Server discoverability is a specific requirement for the multitenancy fog services, and it involves two phases.

Multitenancy fog service provider discovery. Presents the phase when the tenants intend to discover feasible fog service providers for deploying their applications. Commonly, based on the experience of the cloud service business model, it is likely that the tenants would discover the providers via the indexing services (e.g. Google searching). Alternatively, the providers may establish a federated service registry for the service discovery. Furthermore, the provider may follow the open standard-based service description mechanism or interface (e.g. ETSI – MEC standard) to describe their fog services toward helping the tenants to discover the service that matches to their requirements.

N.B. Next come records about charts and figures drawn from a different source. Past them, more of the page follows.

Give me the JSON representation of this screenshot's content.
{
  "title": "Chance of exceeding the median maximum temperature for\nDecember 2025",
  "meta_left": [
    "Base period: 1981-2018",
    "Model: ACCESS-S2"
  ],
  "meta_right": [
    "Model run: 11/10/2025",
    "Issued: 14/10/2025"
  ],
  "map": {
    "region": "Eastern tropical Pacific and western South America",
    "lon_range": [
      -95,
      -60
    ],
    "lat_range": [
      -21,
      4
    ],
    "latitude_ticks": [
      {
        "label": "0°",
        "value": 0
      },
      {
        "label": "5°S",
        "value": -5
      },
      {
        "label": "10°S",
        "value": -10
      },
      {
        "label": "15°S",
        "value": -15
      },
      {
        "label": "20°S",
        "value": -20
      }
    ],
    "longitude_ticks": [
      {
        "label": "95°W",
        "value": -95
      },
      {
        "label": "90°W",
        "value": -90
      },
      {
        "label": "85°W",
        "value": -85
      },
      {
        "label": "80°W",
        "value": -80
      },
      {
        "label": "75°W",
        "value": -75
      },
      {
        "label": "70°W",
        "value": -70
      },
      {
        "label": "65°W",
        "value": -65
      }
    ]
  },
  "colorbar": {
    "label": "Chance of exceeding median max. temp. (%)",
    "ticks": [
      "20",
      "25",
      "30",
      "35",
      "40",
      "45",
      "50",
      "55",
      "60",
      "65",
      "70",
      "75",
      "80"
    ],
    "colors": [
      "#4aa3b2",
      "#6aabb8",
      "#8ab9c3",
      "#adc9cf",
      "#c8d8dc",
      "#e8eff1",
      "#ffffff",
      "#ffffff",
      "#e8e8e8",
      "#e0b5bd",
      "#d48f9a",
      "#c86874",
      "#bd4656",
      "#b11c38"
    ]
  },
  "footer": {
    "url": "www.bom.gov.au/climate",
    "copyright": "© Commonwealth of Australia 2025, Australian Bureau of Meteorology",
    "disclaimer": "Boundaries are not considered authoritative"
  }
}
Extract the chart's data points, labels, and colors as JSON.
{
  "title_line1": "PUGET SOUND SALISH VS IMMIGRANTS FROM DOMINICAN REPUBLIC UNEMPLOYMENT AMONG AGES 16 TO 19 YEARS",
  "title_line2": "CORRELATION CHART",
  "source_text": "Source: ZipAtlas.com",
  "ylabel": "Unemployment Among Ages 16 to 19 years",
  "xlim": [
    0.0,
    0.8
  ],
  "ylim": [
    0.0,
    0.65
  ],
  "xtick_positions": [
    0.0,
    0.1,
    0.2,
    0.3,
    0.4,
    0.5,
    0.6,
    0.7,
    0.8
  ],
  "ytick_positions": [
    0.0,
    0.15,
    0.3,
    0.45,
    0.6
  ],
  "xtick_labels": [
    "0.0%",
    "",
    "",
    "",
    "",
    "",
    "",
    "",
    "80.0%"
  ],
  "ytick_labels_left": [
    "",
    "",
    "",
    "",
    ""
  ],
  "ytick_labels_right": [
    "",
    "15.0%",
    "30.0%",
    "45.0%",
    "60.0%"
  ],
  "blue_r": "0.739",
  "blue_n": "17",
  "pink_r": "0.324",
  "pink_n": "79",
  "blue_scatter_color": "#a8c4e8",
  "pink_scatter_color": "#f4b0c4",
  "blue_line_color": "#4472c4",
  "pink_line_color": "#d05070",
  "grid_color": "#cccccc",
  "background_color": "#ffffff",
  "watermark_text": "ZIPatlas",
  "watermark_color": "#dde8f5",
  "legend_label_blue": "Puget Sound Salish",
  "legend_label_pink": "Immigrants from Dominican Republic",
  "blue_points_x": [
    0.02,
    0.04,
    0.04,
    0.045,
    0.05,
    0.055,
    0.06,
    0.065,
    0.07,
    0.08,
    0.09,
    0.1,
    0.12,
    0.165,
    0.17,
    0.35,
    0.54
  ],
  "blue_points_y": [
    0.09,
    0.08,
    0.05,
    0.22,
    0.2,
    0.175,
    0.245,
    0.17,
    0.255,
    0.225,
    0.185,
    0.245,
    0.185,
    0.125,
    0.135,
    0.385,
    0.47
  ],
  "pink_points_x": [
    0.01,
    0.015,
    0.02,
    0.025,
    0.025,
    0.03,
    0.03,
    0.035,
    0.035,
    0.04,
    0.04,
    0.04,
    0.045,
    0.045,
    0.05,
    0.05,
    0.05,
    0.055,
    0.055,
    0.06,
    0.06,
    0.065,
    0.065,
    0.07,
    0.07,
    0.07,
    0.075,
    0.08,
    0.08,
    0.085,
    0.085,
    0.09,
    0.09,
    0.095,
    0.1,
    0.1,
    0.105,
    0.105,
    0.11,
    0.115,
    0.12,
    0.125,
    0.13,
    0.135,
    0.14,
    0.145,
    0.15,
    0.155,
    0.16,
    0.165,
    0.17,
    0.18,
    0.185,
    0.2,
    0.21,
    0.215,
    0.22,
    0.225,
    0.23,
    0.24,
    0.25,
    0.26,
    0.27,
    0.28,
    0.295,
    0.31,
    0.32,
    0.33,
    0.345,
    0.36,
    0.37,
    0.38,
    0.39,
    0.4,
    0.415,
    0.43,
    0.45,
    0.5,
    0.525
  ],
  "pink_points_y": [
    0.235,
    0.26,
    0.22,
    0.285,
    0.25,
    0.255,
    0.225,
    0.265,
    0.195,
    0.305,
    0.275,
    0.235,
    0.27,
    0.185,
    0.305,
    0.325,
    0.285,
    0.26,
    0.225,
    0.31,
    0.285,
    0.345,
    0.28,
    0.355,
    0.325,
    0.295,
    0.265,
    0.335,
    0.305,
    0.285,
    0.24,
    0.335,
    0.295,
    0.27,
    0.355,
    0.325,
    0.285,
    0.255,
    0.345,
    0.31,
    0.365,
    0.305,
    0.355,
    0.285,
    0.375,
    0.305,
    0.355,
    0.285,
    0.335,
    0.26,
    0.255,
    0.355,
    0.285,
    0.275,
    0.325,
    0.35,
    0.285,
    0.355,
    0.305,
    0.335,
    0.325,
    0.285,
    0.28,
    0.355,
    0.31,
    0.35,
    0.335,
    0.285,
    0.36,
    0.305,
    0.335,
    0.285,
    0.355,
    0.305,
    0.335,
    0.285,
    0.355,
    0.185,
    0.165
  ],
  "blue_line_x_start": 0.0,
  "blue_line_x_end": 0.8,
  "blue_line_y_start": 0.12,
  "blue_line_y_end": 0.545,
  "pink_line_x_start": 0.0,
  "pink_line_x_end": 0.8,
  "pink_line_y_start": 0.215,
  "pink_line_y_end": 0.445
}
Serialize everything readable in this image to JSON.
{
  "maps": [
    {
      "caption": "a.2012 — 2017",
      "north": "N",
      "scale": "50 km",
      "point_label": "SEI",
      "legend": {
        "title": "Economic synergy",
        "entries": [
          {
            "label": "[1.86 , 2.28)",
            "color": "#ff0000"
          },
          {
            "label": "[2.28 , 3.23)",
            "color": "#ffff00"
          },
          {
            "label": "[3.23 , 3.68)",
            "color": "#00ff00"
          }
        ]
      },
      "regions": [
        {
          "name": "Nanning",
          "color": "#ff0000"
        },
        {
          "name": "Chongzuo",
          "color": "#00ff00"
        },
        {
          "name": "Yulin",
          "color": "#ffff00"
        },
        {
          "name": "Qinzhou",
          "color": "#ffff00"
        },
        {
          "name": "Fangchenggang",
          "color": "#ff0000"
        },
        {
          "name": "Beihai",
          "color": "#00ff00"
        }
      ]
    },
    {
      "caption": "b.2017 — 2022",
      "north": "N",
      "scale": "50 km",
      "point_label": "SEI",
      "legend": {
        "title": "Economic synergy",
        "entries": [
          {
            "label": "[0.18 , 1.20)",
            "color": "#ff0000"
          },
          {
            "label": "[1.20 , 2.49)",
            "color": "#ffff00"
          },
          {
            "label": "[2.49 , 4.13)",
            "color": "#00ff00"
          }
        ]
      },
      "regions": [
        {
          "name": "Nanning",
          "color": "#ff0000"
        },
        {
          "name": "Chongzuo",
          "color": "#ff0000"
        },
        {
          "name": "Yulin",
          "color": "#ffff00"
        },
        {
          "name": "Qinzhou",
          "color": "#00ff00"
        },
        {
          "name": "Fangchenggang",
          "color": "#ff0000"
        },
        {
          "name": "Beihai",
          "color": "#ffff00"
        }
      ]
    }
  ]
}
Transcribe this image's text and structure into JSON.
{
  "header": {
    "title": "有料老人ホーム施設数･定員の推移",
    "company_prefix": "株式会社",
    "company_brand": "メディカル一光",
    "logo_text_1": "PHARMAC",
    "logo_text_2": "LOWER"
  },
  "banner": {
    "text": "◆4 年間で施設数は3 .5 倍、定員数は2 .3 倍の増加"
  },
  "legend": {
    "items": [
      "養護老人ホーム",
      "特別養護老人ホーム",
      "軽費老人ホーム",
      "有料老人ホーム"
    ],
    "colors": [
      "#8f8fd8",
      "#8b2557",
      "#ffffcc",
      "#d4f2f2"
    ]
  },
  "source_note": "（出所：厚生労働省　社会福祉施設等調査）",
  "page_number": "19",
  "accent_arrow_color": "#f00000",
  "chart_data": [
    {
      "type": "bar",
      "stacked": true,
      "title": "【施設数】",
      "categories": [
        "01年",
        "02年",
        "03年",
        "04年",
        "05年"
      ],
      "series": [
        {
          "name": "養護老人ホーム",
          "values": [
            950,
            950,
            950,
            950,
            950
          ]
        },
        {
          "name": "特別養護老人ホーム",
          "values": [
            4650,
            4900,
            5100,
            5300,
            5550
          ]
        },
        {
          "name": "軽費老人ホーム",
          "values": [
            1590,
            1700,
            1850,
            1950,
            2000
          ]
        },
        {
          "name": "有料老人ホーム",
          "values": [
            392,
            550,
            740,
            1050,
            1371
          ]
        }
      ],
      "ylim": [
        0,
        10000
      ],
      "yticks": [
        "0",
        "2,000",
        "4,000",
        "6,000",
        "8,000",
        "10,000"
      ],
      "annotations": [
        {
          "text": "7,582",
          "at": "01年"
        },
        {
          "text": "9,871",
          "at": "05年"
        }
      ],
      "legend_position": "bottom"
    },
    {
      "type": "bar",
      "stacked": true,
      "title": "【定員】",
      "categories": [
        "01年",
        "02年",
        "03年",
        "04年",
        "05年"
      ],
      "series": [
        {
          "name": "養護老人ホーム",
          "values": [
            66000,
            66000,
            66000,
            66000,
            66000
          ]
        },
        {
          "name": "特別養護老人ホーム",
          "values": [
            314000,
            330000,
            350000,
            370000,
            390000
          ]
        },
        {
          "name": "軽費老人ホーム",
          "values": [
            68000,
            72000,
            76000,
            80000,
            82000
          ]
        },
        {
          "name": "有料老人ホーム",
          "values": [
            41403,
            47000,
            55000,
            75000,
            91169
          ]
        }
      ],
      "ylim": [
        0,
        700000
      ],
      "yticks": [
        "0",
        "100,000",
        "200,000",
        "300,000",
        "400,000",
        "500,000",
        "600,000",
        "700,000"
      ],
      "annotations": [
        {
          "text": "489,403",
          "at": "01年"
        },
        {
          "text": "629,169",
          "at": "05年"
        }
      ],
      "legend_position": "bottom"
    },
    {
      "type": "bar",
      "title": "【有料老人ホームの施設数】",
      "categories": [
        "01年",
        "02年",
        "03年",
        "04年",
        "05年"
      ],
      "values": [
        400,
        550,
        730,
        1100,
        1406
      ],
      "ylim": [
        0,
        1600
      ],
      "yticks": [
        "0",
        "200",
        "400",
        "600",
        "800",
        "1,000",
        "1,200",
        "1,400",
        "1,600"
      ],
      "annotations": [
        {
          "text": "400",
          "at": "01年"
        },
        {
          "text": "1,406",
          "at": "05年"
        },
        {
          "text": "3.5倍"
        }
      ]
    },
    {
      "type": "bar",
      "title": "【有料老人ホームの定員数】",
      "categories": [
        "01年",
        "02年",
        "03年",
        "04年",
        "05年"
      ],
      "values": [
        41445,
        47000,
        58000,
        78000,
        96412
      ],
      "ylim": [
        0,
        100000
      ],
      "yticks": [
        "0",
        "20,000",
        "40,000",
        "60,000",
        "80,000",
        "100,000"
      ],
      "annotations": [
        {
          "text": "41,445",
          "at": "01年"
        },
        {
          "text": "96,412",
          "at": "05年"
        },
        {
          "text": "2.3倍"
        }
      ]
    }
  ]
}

Runtime fog server discovery. Presents the runtime service discovery phase for the fog applications. In general, the fog applications hosted on the fog servers, need to perform seamless interaction with the end-devices on the move. Besides the mobility schemes that help the tenants to identify the movement of the end-devices, tenants need a corresponding mechanism that can help the end-devices to continuously discover and to connect to the new fog servers automatically, without any inference from the end-users. Therefore, the fog servers need to support the corresponding API that allows the tenants to configure the application process/task handover and migration mechanism among the fog nodes. Commonly, if such an API support is not available, tenants have to enable the corresponding mechanisms from the higher layer of the application, which may result in an inefficient tenancy cost and operational performance.